靖国神社には約250万柱の英霊が祀られている。明治維新以来の日本人兵士全員が祀られているわけではない。そこに祀られているのは官軍の兵士のみである。靖国神社の前身である東京招魂社は1896年6月の第一回合祀で幕末以来の内戦の「官軍」、つまり新政府軍の戦死者3855人を祀った。以来、靖国神社となってからも今日まで内戦の死者としては官軍の戦死者のみを祀り、「賊軍」つまり旧幕府軍および反政府軍の死者は祀っていない。国内の戦死者ですら祀らないのであるから、日本が戦争で戦った相手国の戦死者は当然のように祀られていない。
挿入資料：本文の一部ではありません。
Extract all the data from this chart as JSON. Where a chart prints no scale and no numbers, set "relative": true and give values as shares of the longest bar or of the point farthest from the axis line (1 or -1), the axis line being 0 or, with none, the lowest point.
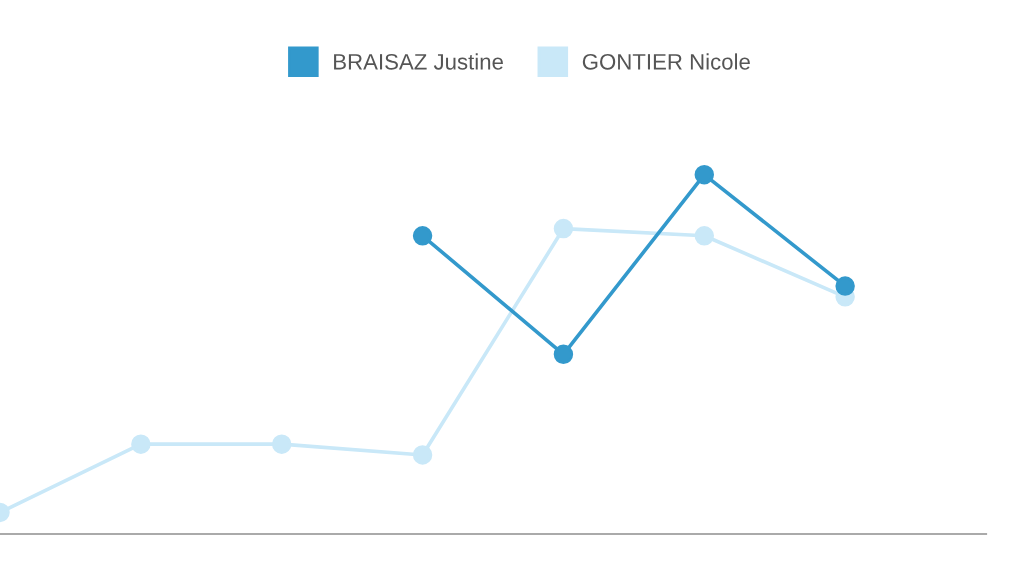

靖国神社に祀られているのが、軍人および軍属のみというのも疑問が残る。ひめゆりの乙女たちは従軍看護婦つまり軍属であったため、祀られている。知覧の地より飛び立っていった神風特攻隊の若き桜たちも祀られている。日本軍の末端におられた方々が東條英機元首相らA級戦犯とされた重要人物たちと分け隔てなく平等に祀られているのは評価できるのだが、そこには民間人が一切入っていない。東京大空襲や沖縄戦の犠牲者も、広島や長崎の犠牲者も、いわばみな国のために死んでいったのに、民間人である限りは靖国神社にその魂を入れないのは納得できない。
官軍とか賊軍とか、軍人とか民間人とか、日本人とか外国人とか、戦争による死者にそのような区別や差別があってはならない。みんな同じ場所に祀ればよいと真剣に思う。
靖国問題がこれほど複雑化するのも、中国や韓国の干渉があるにせよ、遺族の方々が、戦争で亡くなった自分の愛する者が眠る場所が欲しいからであり、愛する者に会いに行く場所が必要だからである。その場所をどうするのか、慰霊と鎮魂の問題について真剣に懸命に取り組み最善の策を講じる使命を政治家は全うしなければならないはずだ。